BLBG: Treasury 10-Year Notes Rise for Fourth Day on Fed Debt-Buying Speculation
Treasury 10-year notes rose for a fourth day in the longest stretch of gains since June as traders speculated that the Federal Reserve is preparing to increase purchases of U.S. debt.
The yield on the two-year note touched a record low for a second day after the Fed said yesterday it’s “prepared to provide additional accommodation if needed to support the economic recovery.” The central bank is scheduled to buy Treasuries maturing from March 2013 to August 2014 today as part of its effort to keep borrowing costs low.
“There is an underlying bid in the market as the bull trend in Treasuries remains intact,” said Martin Mitchell, head government bond trader in Baltimore at Stifel Nicolaus & Co., a brokerage firm. “The Fed has tipped their hand that they are likely to initiate a larger-scale asset-purchase program in the future. If the Fed becomes a larger buyer, the Treasury market can only go higher.”
The benchmark 10-year note yield dropped 3 basis points, or 0.03 percentage point, to 2.55 percent at 10:25 a.m. in New York, according to BGCantor Market Data. The price of the 2.625 percent security maturing in August 2020 gained 7/32, or $1.88 per $1,000 face amount, to 100 21/32.
The 10-year note yield touched 2.52 percent, the lowest level since Sept. 1. The last time the yield fell for four days in a row was on June 30. The 2-year yield was at 0.43 percent after dropping earlier today to a record 0.41 percent. The 30- year bond yield dropped 2 basis points to 3.76 percent.
Record Gold
Gold for December delivery touched an all-time high of $1,296.50. The dollar dropped to the lowest level since March against the currencies of six major trading partners. The Standard & Poor’s 500 Index fell 0.2 percent.
The Federal Housing Finance Agency’s seasonally adjusted monthly index for U.S. house prices for July was down 0.5 percent from its June value, the agency said in a statement on its website. The median forecast of 15 economists in a Bloomberg News survey was for a drop of 0.2 percent.

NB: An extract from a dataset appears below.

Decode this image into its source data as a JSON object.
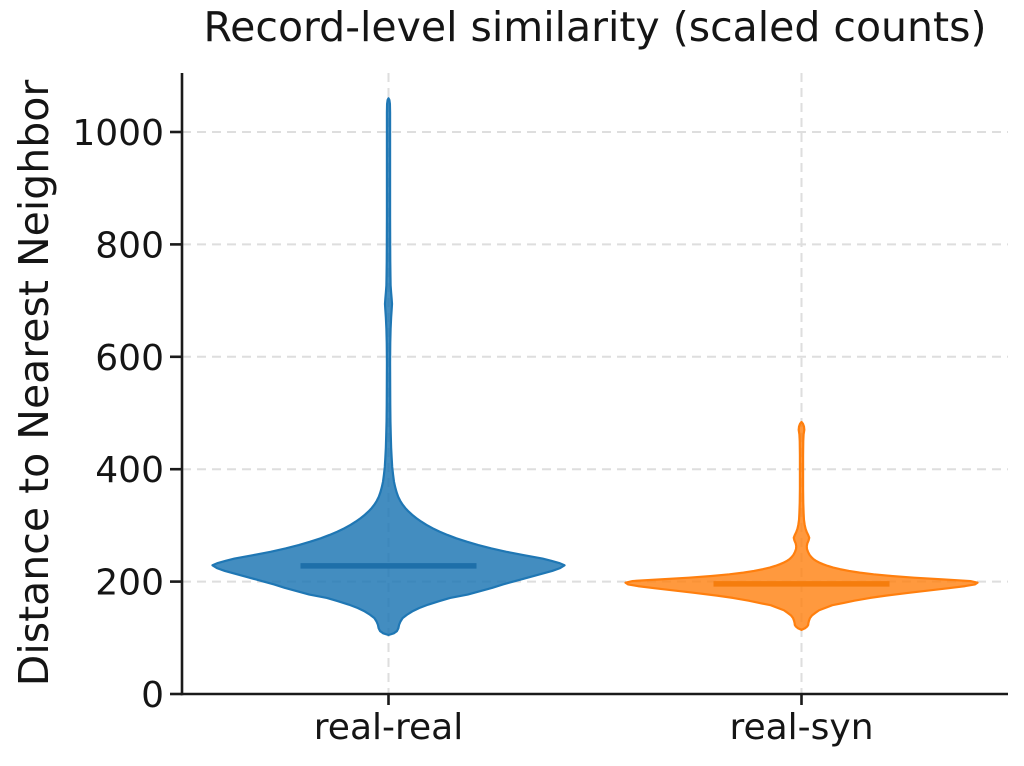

“That puts another feather in the cap of the possibility of quantitative easing as it reflects the Fed’s concern about falling prices,” said Thomas Tucci, head of U.S. government bond trading in New York at Royal Bank of Canada, one of the 18 primary dealers that trade directly with the Fed. “The Treasury market should gravitate higher from here.”
The 2-year note yield was 18 basis points above the upper end of the Fed’s target rate for overnight lending between banks. The spread was 17 basis points yesterday, the narrowest since Dec. 15, 2008, a day before the central bank reduced the benchmark to a range of zero to 0.25 percent.
Fed ‘Accommodation’
The Fed said in its statement yesterday that it’s prepared “to provide additional accommodation if needed to support economic recovery and to return inflation, over time, to levels consistent with its mandate.”
Consumer prices excluding food and energy increased in August for a fifth month at an annual rate of 0.9 percent, matching the slowest year-over-year rate of gains since 1966, the Labor Department said Sept. 17.
The difference between yields on 10-year notes and Treasury Inflation Protected Securities, a gauge of trader expectations for consumer prices over the life of the maturity known as the break-even rate, was 1.88 percentage points, compared with the five-year average of 2.11.
The central bank will announce at its next meeting that it intends to buy at least $1 trillion of Treasuries, economists at Goldman Sachs Group Inc. led by Jan Hatzius in New York wrote in a report after the central bank’s statement was released. “A sizable asset purchase program will be implemented in coming months,” according to Goldman Sachs, a primary dealer.
Debt Buying
The Fed retained its stance from last month of keeping its portfolio of securities stable at about $2 trillion to keep money from draining out of the financial system.
The central bank will likely purchase as much as $2.1 billion in Treasuries today, according to Wrightson ICAP, a Jersey City, New Jersey-based research unit of ICAP that specializes in U.S. government finance. The Fed has bought $28.102 billion of Treasuries since Aug. 17.
The Fed completed a program to buy $1.25 trillion of agency mortgage-backed securities and about $175 billion of agency debt in March. The Fed was the biggest buyer of Treasuries when it purchased $300 billion of U.S. debt in 2009.
The 10-year note yield may fall to a record low of 1.75 percent should the Fed increase its purchase program, according to Hideo Shimomura, who helps oversee the equivalent of $58.9 billion in Tokyo as chief fund investor at Bank of Tokyo- Mitsubishi UFJ Ltd.
The yield on the 10-year note reached a record low of 2.04 percent on Dec. 18, 2008, as the global financial crisis led to $1.81 trillion of losses and writedowns at banks and financial companies increased demand for the relative safety of U.S. debt.